My fishmonger sends periodic newsletters, the current one in praise of Smelts about which I now know more than I wanted to. Osmerus eperlanus is an in-shore migratory fish which occurs on the east coast from the Tay to the Thames, on the west from the Clyde to the Conwy, and in south- west Ireland.

The shorter Oxford English dictionary (shorter is just shy of 2,500 pages long) states: "A small fish allied to the salmon and emitting a peculiar odour."

Could that be the source of its English name?

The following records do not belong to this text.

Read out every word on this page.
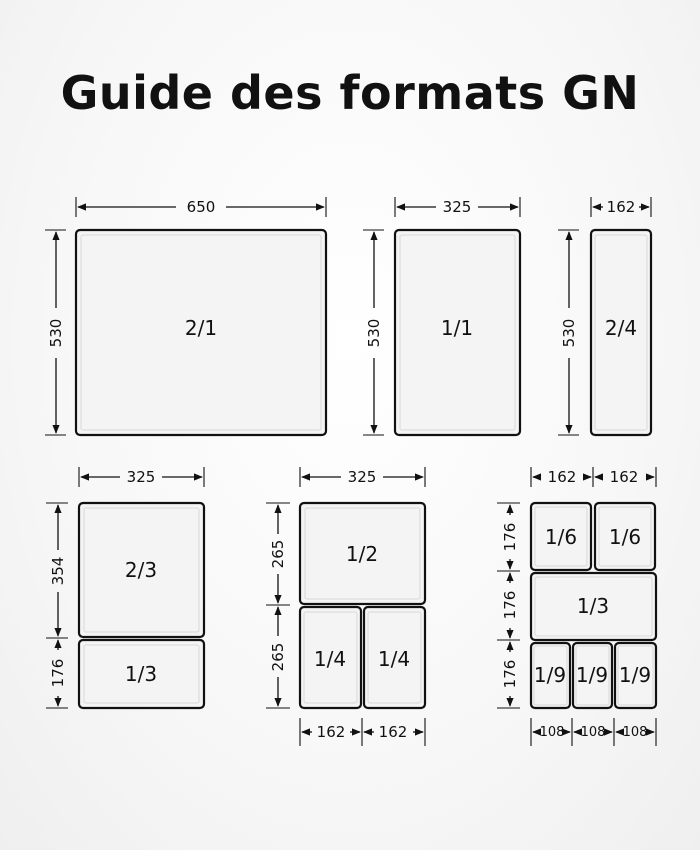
Guide des formats GN
650
530	2/1
325
530	1/1
162
530 2/4
325
354
176
2/3
1/3
325
265
265
1/2
1/4 1/4
162 162
162 162
176
176
176
1/6 1/6
1/3
1/9 1/9 1/9
108 108 108
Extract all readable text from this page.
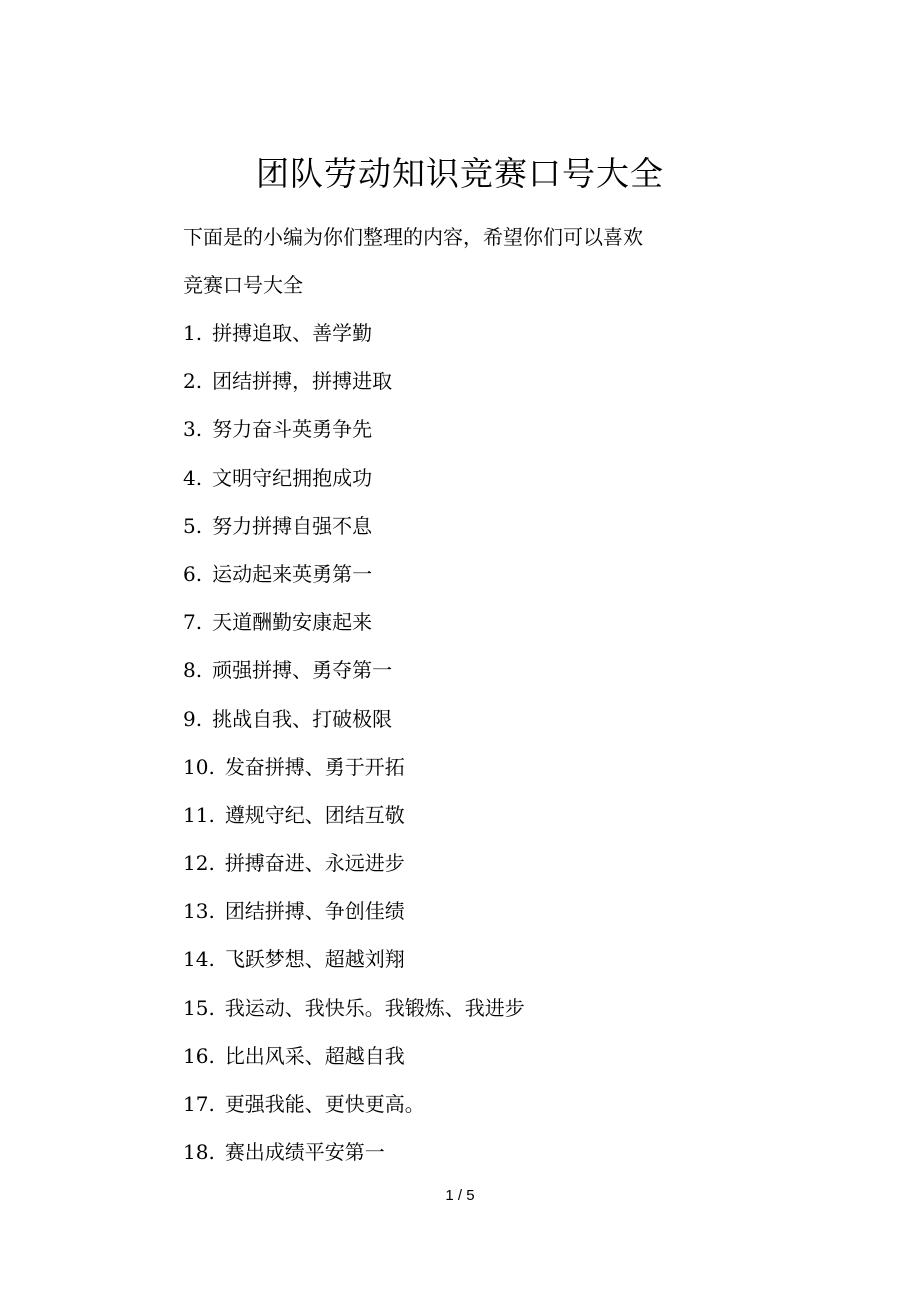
团队劳动知识竞赛口号大全
下面是的小编为你们整理的内容，希望你们可以喜欢
竞赛口号大全
1. 拼搏追取、善学勤
2. 团结拼搏，拼搏进取
3. 努力奋斗英勇争先
4. 文明守纪拥抱成功
5. 努力拼搏自强不息
6. 运动起来英勇第一
7. 天道酬勤安康起来
8. 顽强拼搏、勇夺第一
9. 挑战自我、打破极限
10. 发奋拼搏、勇于开拓
11. 遵规守纪、团结互敬
12. 拼搏奋进、永远进步
13. 团结拼搏、争创佳绩
14. 飞跃梦想、超越刘翔
15. 我运动、我快乐。我锻炼、我进步
16. 比出风采、超越自我
17. 更强我能、更快更高。
18. 赛出成绩平安第一
1 / 5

Mr Blagden, the author of the bulletin, will not thank me for giving my own recipe of a no-fuss fish cake of good quality:

A 10oz tin of red salmon - drained

1 large egg and 1 yolk

1 teaspoon of Dijon mustard

1 level teaspoon dillweed

Blend together in processor, shape into three-quarter-inch thick cakes, dredge in salted peppered oatmeal and fry in hot olive oil, one and a half minutes per side when the oatmeal will be golden brown and the fish hot. Drain cakes on kitchen paper and serve with a lemon wedge, sauce tartar on high days and holidays.

`Puritanism is the haunting fear that someone, somewhere may be enjoying themselves," wrote HL Mencken. The Erotic Print Society (how did I get on their mailing list?) have sent me their latest review.

Following the continuing success of the Illustrated Book of Bottoms comes China Hamilton's A View From Behind, is the good news from the editor. The review has a diary, a column on poker, which gives rules of a game "more exciting than strip poker because there's a greater sense of anticipation", an article on voyeurism by the winner of the Kensington and Chelsea Arts Council prize for poetry and a cookery page.

I quote the final sentence of one recipe: "Note: The tart is sufficient for six people so, unless you are planning an orgy, there should be plenty left for a vigorous replay."

If you want to race over and collect say, La Comparaison, a single saucy 18th-century print by Jean Frederic Schall, pounds 16.50, make your way to PO Box 10645, London SW10.

`Go and see Waste at the Old Vic. The play was written by Granville Barker at the turn of the century, was due to be performed at the Court Theatre in Sloane Square (the "Royal" prefix along with the playing of the national anthem was jettisoned as a protest against censorship) and was banned by the Lord Chamberlain just before the first night.

Barker kept updating the play and the 1926 version - director Peter Hall considers it the very best rewrite - includes the Labour Party, the agony of Ireland and sleaze, though, "he asked me to tell you he was sure he could keep the worst out of the papers" shows that we have progressed. The fact that a play called Shopping and Fucking was on in the West End might cause some to believe that we have overdone freedom of expression; they would be those unaware of the reference to female pudendum - Oh quelle cue tu as - that ran throughout the 1960s under the title of Oh Calcutta. Perhaps Mark Ravenhill's epic might be renamed Chopin and Foo Kong.

`The meaninglessness is terrific," is what Billy Bunter's Indian friend would have said of No Smoking Day (see left). Twenty-four hours without nicotine improves your health hardly at all, hurts tobacco companies only minimally. In the best of all worlds the day would be geared to a good cause: Red Nose Day which starts 24 hours after NS Day ends, is such a one. Take the money that you would have given a tobacconist to the nearest bank or building society, round it up to an even sum, add a nought for generosity and watch the Comic Relief programme on Friday night, luxuriating in your role of supporter of a charity that does and continues to do brilliant work.